I’ll definitely make sure they put me on their list of friends. Our children are forever our babies and forever we will want to look out for them. That’s why we are called Mother. That’s part of our job.
“So, to say they want their privacy is nonsense.”
Totally agree with you on this.
Hello MG,
I believe in today’s IT world, almost everyone, who has ever “touch” a computer, mobile phone or other apparatus that connects the person to the internet, needs to be very aware of the difference between the real and virtual world.
In the virtual world, we tend to let our guard down, as we are “faceless” and do not see each other’s body language as the case in personal interactions. This is not to say that being “open” is bad entirely, especially if one is “connecting” with love ones or people whom we have already met in person before OR genuine personal blogs like yours where people share or give opinions on what they know.
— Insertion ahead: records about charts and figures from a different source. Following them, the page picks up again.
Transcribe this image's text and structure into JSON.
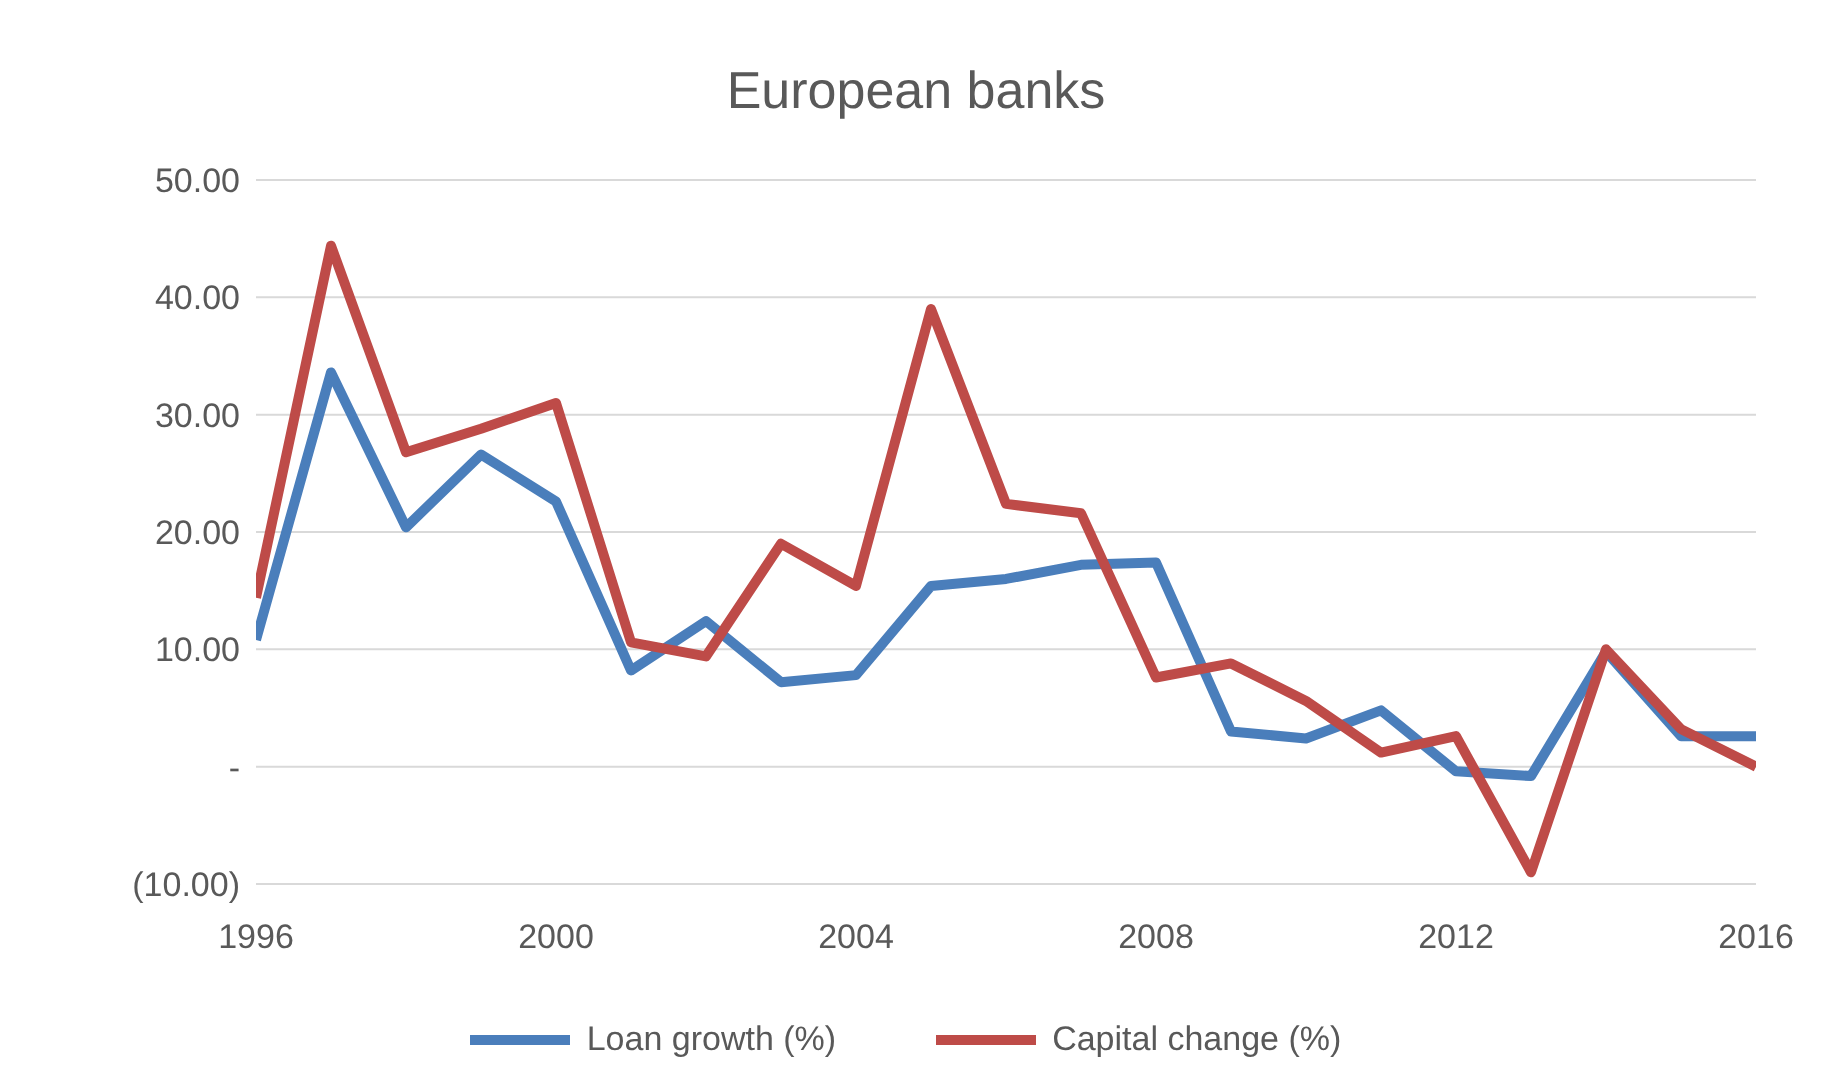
{
  "chart_data": {
    "type": "line",
    "title": "European banks",
    "x": [
      1996,
      1997,
      1998,
      1999,
      2000,
      2001,
      2002,
      2003,
      2004,
      2005,
      2006,
      2007,
      2008,
      2009,
      2010,
      2011,
      2012,
      2013,
      2014,
      2015,
      2016
    ],
    "series": [
      {
        "name": "Loan growth (%)",
        "color": "#4a7ebb",
        "values": [
          10.8,
          33.6,
          20.4,
          26.6,
          22.6,
          8.2,
          12.4,
          7.2,
          7.8,
          15.4,
          16,
          17.2,
          17.4,
          3,
          2.4,
          4.8,
          -0.4,
          -0.8,
          9.8,
          2.6,
          2.6
        ]
      },
      {
        "name": "Capital change (%)",
        "color": "#be4b48",
        "values": [
          14.4,
          44.4,
          26.8,
          28.8,
          31,
          10.6,
          9.4,
          19,
          15.4,
          39,
          22.4,
          21.6,
          7.6,
          8.8,
          5.6,
          1.2,
          2.6,
          -9,
          10,
          3.2,
          0
        ]
      }
    ],
    "xlim": [
      1996,
      2016
    ],
    "xticks": [
      1996,
      2000,
      2004,
      2008,
      2012,
      2016
    ],
    "ylim": [
      -10,
      50
    ],
    "yticks": [
      {
        "value": -10,
        "label": "(10.00)"
      },
      {
        "value": 0,
        "label": "-"
      },
      {
        "value": 10,
        "label": "10.00"
      },
      {
        "value": 20,
        "label": "20.00"
      },
      {
        "value": 30,
        "label": "30.00"
      },
      {
        "value": 40,
        "label": "40.00"
      },
      {
        "value": 50,
        "label": "50.00"
      }
    ],
    "grid": "y",
    "legend": "bottom",
    "marker": "none",
    "line_style": "solid"
  }
}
The main concern is being overly “open” with strangers, who became friends online and whom one has never met in person. Of course, it does not mean that one cannot ever get to know the online friend as a friend in person ultimately – although’ care must be taken here especially for children and it also applies to adults.
I am also not saying that one should be overly paranoid as I believe most people are good at heart except for a minority amongst the human race, who maybe born with some “goodness” defects or are not brought up properly.
To me personally, social networking is actually a good way to stay in touch with family and friends or people whom one wants to get to know better but have already come across in person or people who are trustworthy friends online and maybe ultimately do meet in person.
Social networking is like any tool. It has to be used properly to enjoy the full benefits the tool is made for.
As for FB, children should be barred from using it esp. if they get too addicted to the games or chatting away precious time with friends when they should be studying or doing more productive activities. In the very first place, they should be taught how to use this tool properly so that are aware of its benefits and not abuse them because there are always ways for children to circumvent the ban imposed by parents or caregivers. So with the proper teaching and understandings by adults, the children will learn to be responsible in using the tool themselves. Restrictions by parents then will be easier to impose, as the children would know why they are being barred for a specific period.
As you already mentioned, the privacy setting in FB should be set to “friends only” esp. for children but optional for adults.
Well, I think I better stop here else my thoughts on this issue will get longer and longer.
Have a good day.
Hello Greg, No worries about the length. Long comments are most welcome.
I really think you should start a blog soon to voice your thoughts. You are one of the few who are good with written words, I don’t know about spoken but definitely written. 🙂
As for me, well, I express myself better in writing. In person, you’d probably think me a snob and very stuck up. 🙂
My eldest is going to be 8 soon. She has not asked me for a FB account and I am not keen for her to have one too, so soon. She does not have many close friends to ‘chat’ with in FB. If one fine day she begs me to have an a/c, I will make sure she adds me as her first friend!
Haha. I can imagine you doing that. Yes, I shall make sure I am my kids first friend too.